To outline the process of Children’s Health System (CHS) Research Requestor Checklist for Establishing a Clinic Code Form and components.

II.DEFINITIONS

A.Requestor name:The name of the UAB/CHS RC.

B.Phone Ext: The telephone number of the UAB/CHS RC.

C.Date Submitted: The date the form is submitted to the CHS Grants and Research department by email or fax.

D.Required Completion Date: The date in which the study code needs to be set up by CHS IT in CHSAccessCenter for registering the research patient.

E.Sub-Specialty/Division: The name of the sub-specialty or division of the Access Center Clinic or ancillary department at CHS for treating the research patient.

F.Physician name: The name of the physician (PI) treating the research patient.

G.Preference for Clinic Code (5 characters): The assignment of a five character study code for the tracking and identifying the research patient staring with number “9”. The remaining four positions can by all numeric characters or all alphabetic characters or a combination of numeric or alphabetic but no special characters, such $,#, etc.
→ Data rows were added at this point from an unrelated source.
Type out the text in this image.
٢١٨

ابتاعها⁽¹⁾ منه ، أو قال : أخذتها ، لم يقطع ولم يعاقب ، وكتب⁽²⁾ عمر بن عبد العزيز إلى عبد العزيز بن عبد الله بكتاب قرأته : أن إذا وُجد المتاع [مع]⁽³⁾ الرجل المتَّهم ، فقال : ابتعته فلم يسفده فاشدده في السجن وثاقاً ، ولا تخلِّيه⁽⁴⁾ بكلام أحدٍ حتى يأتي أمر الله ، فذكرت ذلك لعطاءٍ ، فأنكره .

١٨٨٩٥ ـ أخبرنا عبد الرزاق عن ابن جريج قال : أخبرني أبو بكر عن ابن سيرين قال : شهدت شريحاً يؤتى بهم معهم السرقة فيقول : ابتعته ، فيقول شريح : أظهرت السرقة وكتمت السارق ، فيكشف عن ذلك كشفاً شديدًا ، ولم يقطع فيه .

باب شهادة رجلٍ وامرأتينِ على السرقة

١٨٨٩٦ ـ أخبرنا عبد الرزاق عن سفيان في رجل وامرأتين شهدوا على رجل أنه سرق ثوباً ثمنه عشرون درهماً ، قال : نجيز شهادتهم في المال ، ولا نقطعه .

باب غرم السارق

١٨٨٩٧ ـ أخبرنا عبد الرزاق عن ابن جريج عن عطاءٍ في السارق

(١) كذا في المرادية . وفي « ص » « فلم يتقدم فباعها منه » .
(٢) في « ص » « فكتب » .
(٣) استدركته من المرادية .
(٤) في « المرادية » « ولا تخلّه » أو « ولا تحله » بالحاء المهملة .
H.Clinic/Location: The AccessCenter clinic for the treating the research patient.

I.Is this a Grant or Study? If Yes, provide Grant Information: Grant Title: The grant research title of the study protocol for the research patient at CHS.

J.IRB Approval #: The IRB approval number for treating the research patient at CHS.

  1. BACKGROUND

This form is used internal tracking all CHS studies through Children’s Hospital Health System including Children’s Hospital and Children’s South facility for billing purposes.

  1. REGULATIONS

This is an internal form used by CHS Health System for tracking and recording all research patients preventing insurance duplication in the billing system.

V.POLICY

  1. UAB and CHS RC (research coordinators) provide form for setting up research study code to the CHS Grants and Research Department for billing purposes.
  1. CHS Grants and Research Department assigns cost center and transmits form to Specialty Care Director for approval.
  1. CHS Specialty Care Director transmits form to CHS IT which is coded and set up in the CHSAccessCenter for registration of the research patients for billing purposes.

VI.EXCEPTIONS

Any exceptions or deviations to this policy may only occur with the written authorization of the Chief Executive Officer or his designee.